- #1
liquidFuzz
- 97
- 3
I'm trying to refresh some numerical science stuff. Von Neumann analysis, if I take a slimmed down equation, convection. [tex] \frac{∂u}{∂t}+a ∇ u =0[/tex] If I'm using Euler forward, [tex] \frac{u^{n+1}-u^n}{\Delta t}+\frac{a}{2h} \left( u_{j+1}^n -u_{j-1}^n \right) =0[/tex] For [itex]\hat{u}^n = G^n\hat{u}^0[/itex] a growth factor [itex]|G|\leq1[/itex] is sufficient.
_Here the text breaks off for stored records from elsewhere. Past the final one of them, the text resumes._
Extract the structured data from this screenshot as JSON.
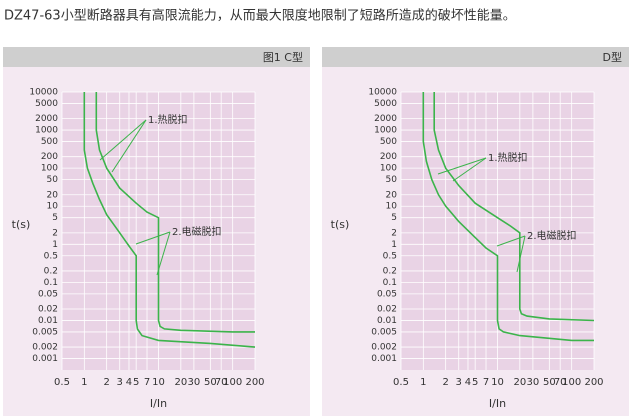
{
  "heading": "DZ47-63小型断路器具有高限流能力，从而最大限度地限制了短路所造成的破坏性能量。",
  "chart_data": [
    {
      "type": "line",
      "title": "图1 C型",
      "xlabel": "I/In",
      "ylabel": "t(s)",
      "xlog": true,
      "ylog": true,
      "grid": true,
      "xlim": [
        0.5,
        200
      ],
      "ylim": [
        0.0005,
        10000
      ],
      "xticks": [
        0.5,
        1,
        2,
        3,
        4,
        5,
        7,
        10,
        20,
        30,
        50,
        70,
        100,
        200
      ],
      "yticks": [
        0.001,
        0.002,
        0.005,
        0.01,
        0.02,
        0.05,
        0.1,
        0.2,
        0.5,
        1,
        2,
        5,
        10,
        20,
        50,
        100,
        200,
        500,
        1000,
        2000,
        5000,
        10000
      ],
      "annotations": [
        "1.热脱扣",
        "2.电磁脱扣"
      ],
      "series": [
        {
          "color": "#3cb44b",
          "x": [
            1,
            1,
            1.1,
            1.3,
            1.6,
            2,
            3,
            4,
            5,
            5,
            5.2,
            6,
            10,
            50,
            200
          ],
          "values": [
            10000,
            300,
            100,
            40,
            15,
            6,
            2,
            0.9,
            0.5,
            0.01,
            0.006,
            0.004,
            0.003,
            0.0025,
            0.002
          ]
        },
        {
          "color": "#3cb44b",
          "x": [
            1.45,
            1.45,
            1.6,
            2,
            3,
            5,
            7,
            10,
            10,
            10.5,
            12,
            20,
            100,
            200
          ],
          "values": [
            10000,
            1000,
            300,
            100,
            30,
            12,
            7,
            5,
            0.01,
            0.007,
            0.006,
            0.0055,
            0.005,
            0.005
          ]
        }
      ]
    },
    {
      "type": "line",
      "title": "D型",
      "xlabel": "I/In",
      "ylabel": "t(s)",
      "xlog": true,
      "ylog": true,
      "grid": true,
      "xlim": [
        0.5,
        200
      ],
      "ylim": [
        0.0005,
        10000
      ],
      "xticks": [
        0.5,
        1,
        2,
        3,
        4,
        5,
        7,
        10,
        20,
        30,
        50,
        70,
        100,
        200
      ],
      "yticks": [
        0.001,
        0.002,
        0.005,
        0.01,
        0.02,
        0.05,
        0.1,
        0.2,
        0.5,
        1,
        2,
        5,
        10,
        20,
        50,
        100,
        200,
        500,
        1000,
        2000,
        5000,
        10000
      ],
      "annotations": [
        "1.热脱扣",
        "2.电磁脱扣"
      ],
      "series": [
        {
          "color": "#3cb44b",
          "x": [
            1,
            1,
            1.1,
            1.3,
            1.6,
            2,
            3,
            5,
            7,
            10,
            10,
            10.5,
            12,
            20,
            100,
            200
          ],
          "values": [
            10000,
            500,
            150,
            50,
            20,
            10,
            4,
            1.5,
            0.8,
            0.5,
            0.01,
            0.006,
            0.005,
            0.004,
            0.003,
            0.003
          ]
        },
        {
          "color": "#3cb44b",
          "x": [
            1.4,
            1.4,
            1.6,
            2,
            3,
            5,
            10,
            15,
            20,
            20,
            21,
            25,
            50,
            200
          ],
          "values": [
            10000,
            1000,
            300,
            100,
            35,
            12,
            5,
            3,
            2,
            0.02,
            0.015,
            0.013,
            0.011,
            0.01
          ]
        }
      ]
    }
  ]
}
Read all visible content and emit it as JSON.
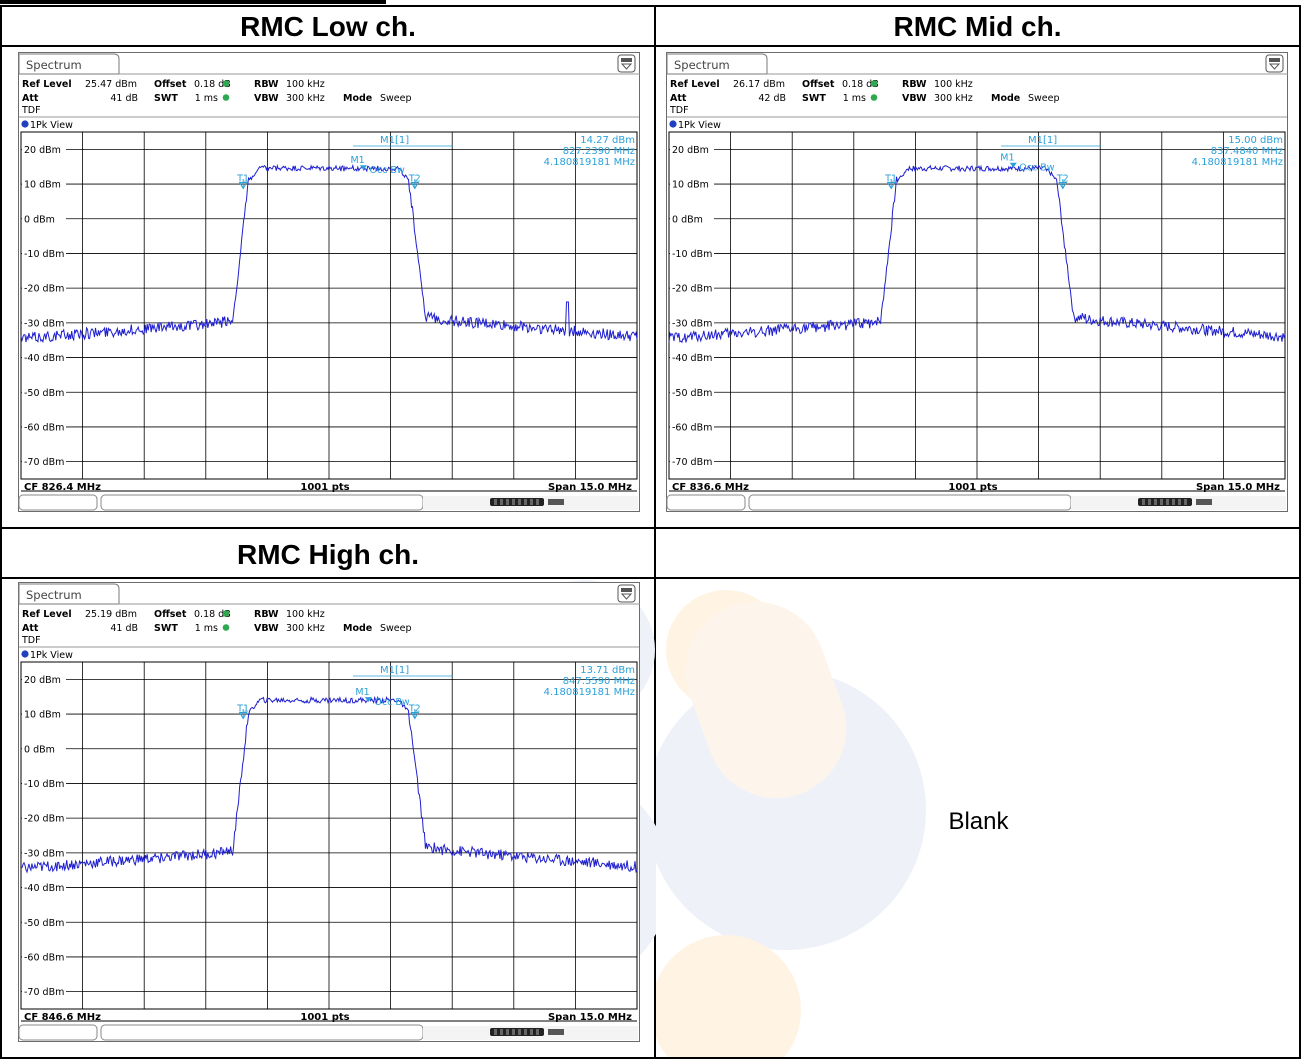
{
  "headers": {
    "low": "RMC Low ch.",
    "mid": "RMC Mid ch.",
    "high": "RMC High ch.",
    "empty": ""
  },
  "blank_label": "Blank",
  "colors": {
    "trace": "#1f1fd0",
    "marker": "#2aa0d8",
    "grid": "#000000",
    "screen_bg": "#ffffff"
  },
  "panels": [
    {
      "key": "low",
      "tab": "Spectrum",
      "ref_level_label": "Ref Level",
      "ref_level": "25.47 dBm",
      "offset_label": "Offset",
      "offset": "0.18 dB",
      "rbw_label": "RBW",
      "rbw": "100 kHz",
      "att_label": "Att",
      "att": "41 dB",
      "swt_label": "SWT",
      "swt": "1 ms",
      "vbw_label": "VBW",
      "vbw": "300 kHz",
      "mode_label": "Mode",
      "mode": "Sweep",
      "tdf": "TDF",
      "view": "1Pk View",
      "marker_name": "M1[1]",
      "marker_level": "14.27 dBm",
      "marker_freq": "827.2390 MHz",
      "occ_bw_value": "4.180819181 MHz",
      "cf": "CF 826.4 MHz",
      "pts": "1001 pts",
      "span": "Span 15.0 MHz",
      "m1": "M1",
      "t1": "T1",
      "t2": "T2",
      "occ_bw_label": "Occ Bw",
      "spur": true
    },
    {
      "key": "mid",
      "tab": "Spectrum",
      "ref_level_label": "Ref Level",
      "ref_level": "26.17 dBm",
      "offset_label": "Offset",
      "offset": "0.18 dB",
      "rbw_label": "RBW",
      "rbw": "100 kHz",
      "att_label": "Att",
      "att": "42 dB",
      "swt_label": "SWT",
      "swt": "1 ms",
      "vbw_label": "VBW",
      "vbw": "300 kHz",
      "mode_label": "Mode",
      "mode": "Sweep",
      "tdf": "TDF",
      "view": "1Pk View",
      "marker_name": "M1[1]",
      "marker_level": "15.00 dBm",
      "marker_freq": "837.4840 MHz",
      "occ_bw_value": "4.180819181 MHz",
      "cf": "CF 836.6 MHz",
      "pts": "1001 pts",
      "span": "Span 15.0 MHz",
      "m1": "M1",
      "t1": "T1",
      "t2": "T2",
      "occ_bw_label": "Occ Bw",
      "spur": false
    },
    {
      "key": "high",
      "tab": "Spectrum",
      "ref_level_label": "Ref Level",
      "ref_level": "25.19 dBm",
      "offset_label": "Offset",
      "offset": "0.18 dB",
      "rbw_label": "RBW",
      "rbw": "100 kHz",
      "att_label": "Att",
      "att": "41 dB",
      "swt_label": "SWT",
      "swt": "1 ms",
      "vbw_label": "VBW",
      "vbw": "300 kHz",
      "mode_label": "Mode",
      "mode": "Sweep",
      "tdf": "TDF",
      "view": "1Pk View",
      "marker_name": "M1[1]",
      "marker_level": "13.71 dBm",
      "marker_freq": "847.5590 MHz",
      "occ_bw_value": "4.180819181 MHz",
      "cf": "CF 846.6 MHz",
      "pts": "1001 pts",
      "span": "Span 15.0 MHz",
      "m1": "M1",
      "t1": "T1",
      "t2": "T2",
      "occ_bw_label": "Occ Bw",
      "spur": false
    }
  ],
  "chart_data": [
    {
      "type": "line",
      "xlabel": "",
      "ylabel": "",
      "x_center_mhz": 826.4,
      "x_span_mhz": 15.0,
      "ylim": [
        -75,
        25
      ],
      "yticks": [
        "20 dBm",
        "10 dBm",
        "0 dBm",
        "-10 dBm",
        "-20 dBm",
        "-30 dBm",
        "-40 dBm",
        "-50 dBm",
        "-60 dBm",
        "-70 dBm"
      ],
      "series": [
        {
          "shape": [
            [
              824.3,
              -29
            ],
            [
              824.45,
              12
            ],
            [
              828.3,
              12
            ],
            [
              828.47,
              -29
            ]
          ],
          "noise_floor": -32,
          "plateau": 15
        }
      ],
      "marker": {
        "x": 827.239,
        "y": 14.27
      },
      "t1_mhz": 824.31,
      "t2_mhz": 828.49
    },
    {
      "type": "line",
      "xlabel": "",
      "ylabel": "",
      "x_center_mhz": 836.6,
      "x_span_mhz": 15.0,
      "ylim": [
        -75,
        25
      ],
      "yticks": [
        "20 dBm",
        "10 dBm",
        "0 dBm",
        "-10 dBm",
        "-20 dBm",
        "-30 dBm",
        "-40 dBm",
        "-50 dBm",
        "-60 dBm",
        "-70 dBm"
      ],
      "series": [
        {
          "noise_floor": -32,
          "plateau": 15
        }
      ],
      "marker": {
        "x": 837.484,
        "y": 15.0
      },
      "t1_mhz": 834.51,
      "t2_mhz": 838.69
    },
    {
      "type": "line",
      "xlabel": "",
      "ylabel": "",
      "x_center_mhz": 846.6,
      "x_span_mhz": 15.0,
      "ylim": [
        -75,
        25
      ],
      "yticks": [
        "20 dBm",
        "10 dBm",
        "0 dBm",
        "-10 dBm",
        "-20 dBm",
        "-30 dBm",
        "-40 dBm",
        "-50 dBm",
        "-60 dBm",
        "-70 dBm"
      ],
      "series": [
        {
          "noise_floor": -32,
          "plateau": 14.5
        }
      ],
      "marker": {
        "x": 847.559,
        "y": 13.71
      },
      "t1_mhz": 844.51,
      "t2_mhz": 848.69
    }
  ]
}
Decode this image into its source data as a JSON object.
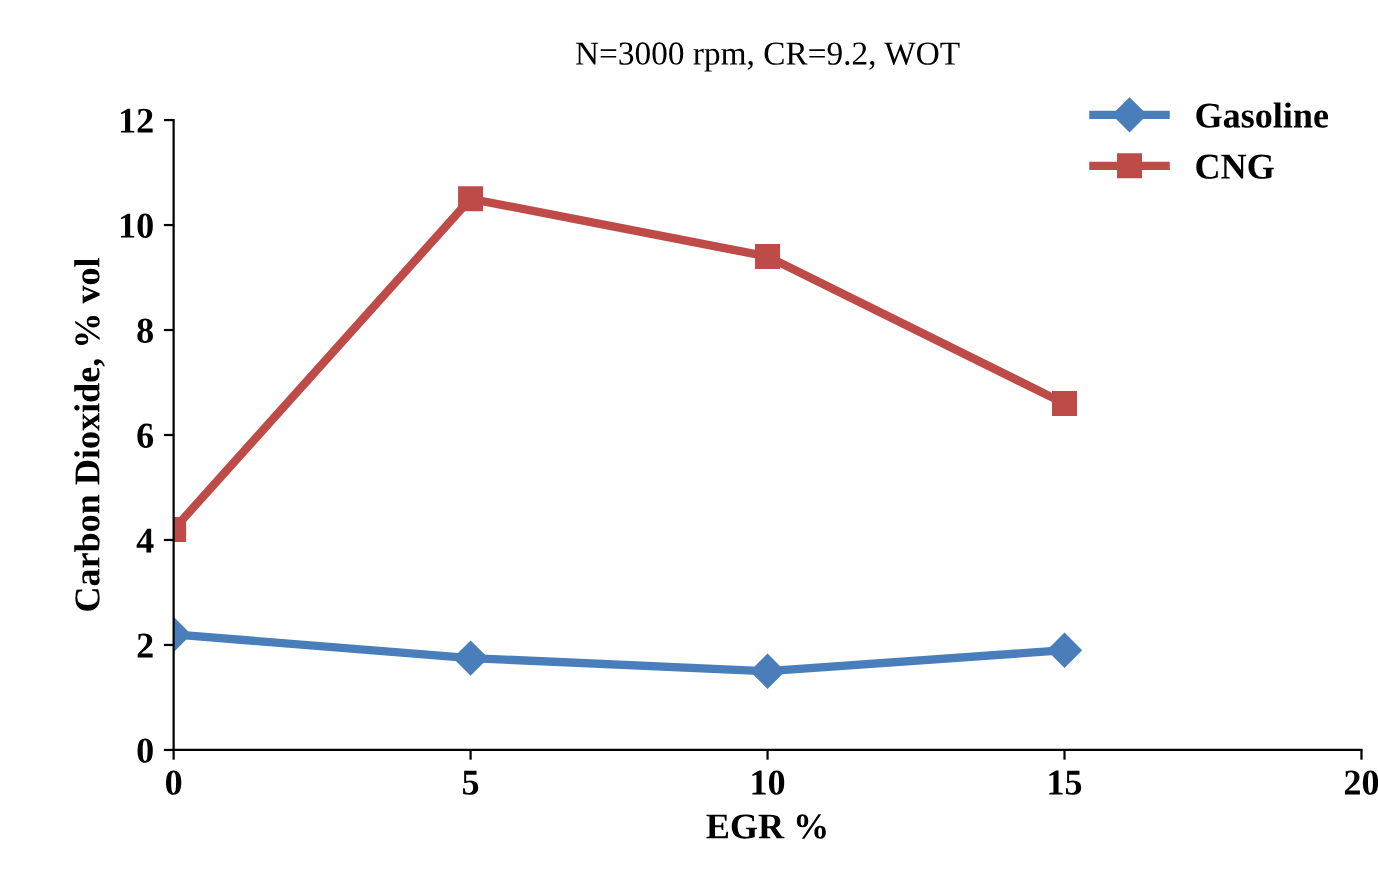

This gives, [tex] \frac{u^{n+1}-u^n}{\Delta t} + \beta h \left( \frac{u_{j+1}^n-2u_j^n + u_{j-1}^n}{h^2} \right)[/tex] With the smallest possible diffusion but still stable, [itex]\beta \geq \frac{a}{2}[/itex] becomes [itex]\beta = \frac{a}{2}[/itex]. If this is plugged into the equation, [tex] \frac{u^{n+1}-u^n}{\Delta t} + \frac{a}{2h} \left( {u_{j+1}^n-2u_j^n + u_{j-1}^n} \right)[/tex] Now, according to some old notes I have the result is, [tex] \frac{u^{n+1}-u^n}{\Delta t} + \frac{1}{h} \left( {au_j^n -a u_{j-1}^n} \right)[/tex] Well this is somewhat vague for me. Specially the last step where the defraction term is finalised.
Any pointers of help would be appreciated, specially that last step.
Any pointers of help would be appreciated, specially that last step.